The outcome had thrown another curveball to Balkenende who after exploratory talks was tasked with forming his fourth coalition, but his first to be built with support from the left. And a bizarre mixture from the left at that. After Marijnissen's Socialists walked away from the table and the Green Left decided to sit it out in opposition, a defeated Labour and the small and socially conservative but fiscally more centrist and compassionate Christian Party will now line up behind 'Balkenende IV'.
Dutch Confusion
The Dutch did not move to the right, nor did they re-embrace the good old grand schemes of the pioneers of the liberal welfare state. Fortuyn sensed the discontent and the need for change but none of the larger parties was intellectually equipped to grasp his inheritance and convert the feelings of fear and change into a cohesive and electorally compelling set of ideas. More than that, the Dutch crisis situation produced a mixture of political expediency and inexperience leading to a fractured parliament without any party having a sufficiently large mandate to govern or dominate a coalition arrangement.
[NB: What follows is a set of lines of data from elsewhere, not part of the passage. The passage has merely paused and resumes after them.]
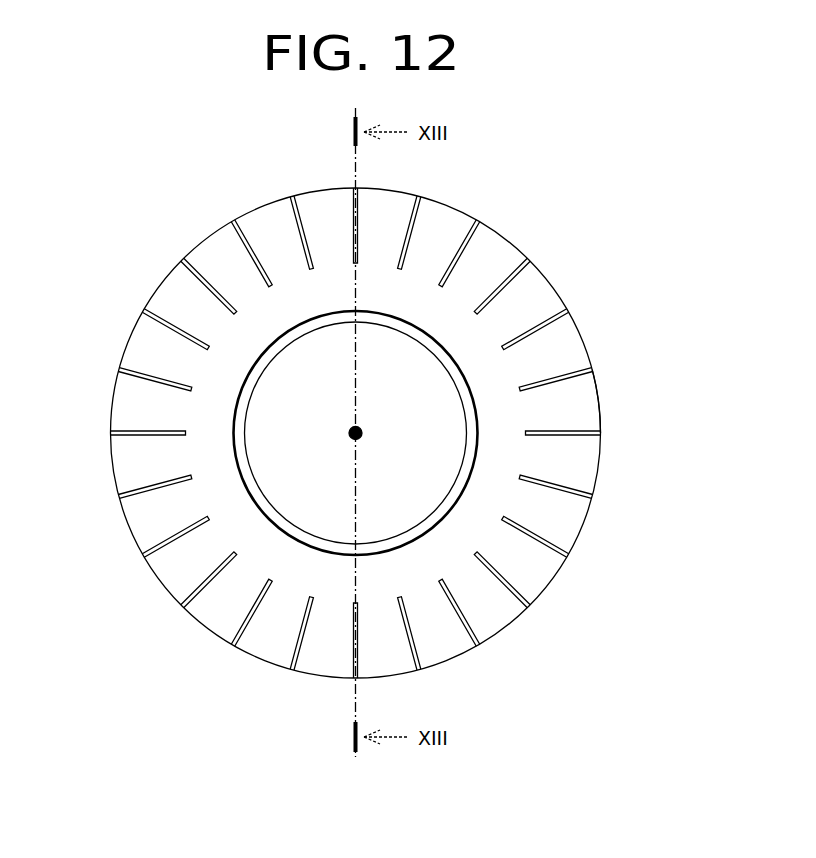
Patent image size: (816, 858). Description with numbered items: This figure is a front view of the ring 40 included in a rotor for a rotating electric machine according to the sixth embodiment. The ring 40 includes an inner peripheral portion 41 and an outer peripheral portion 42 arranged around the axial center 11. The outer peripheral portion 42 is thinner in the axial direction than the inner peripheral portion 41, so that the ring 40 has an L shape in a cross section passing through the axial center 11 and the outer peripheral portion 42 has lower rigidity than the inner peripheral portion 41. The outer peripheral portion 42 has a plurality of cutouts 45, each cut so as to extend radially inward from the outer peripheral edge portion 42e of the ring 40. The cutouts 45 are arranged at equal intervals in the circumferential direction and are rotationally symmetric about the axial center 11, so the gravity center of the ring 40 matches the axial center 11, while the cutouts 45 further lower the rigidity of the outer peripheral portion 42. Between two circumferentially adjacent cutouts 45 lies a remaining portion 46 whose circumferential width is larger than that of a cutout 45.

The ring 40 is at (134, 137).
The axial center 11 is at (352, 433).
The inner peripheral portion 41 is at (438, 350).
The outer peripheral portion 42 is at (548, 360).
The outer peripheral edge portion 42e is at (597, 470).
The cutout 45 is at (590, 371).
The remaining portion 46 is at (572, 403).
Instead, some splinter groups of the right and left have done some good business, but it would be inaccurate to grant either stream the benefit of success or more importantly, characterizing either as symbolic of a new Dutch direction. The only thing that has happened to the Dutch over the past five years is a rude awakening to deep social and economic changes. The political mileage out of that is neither right, nor left; it has heralded an era of deep confusion and with it, political uncertainty for quite some time to come.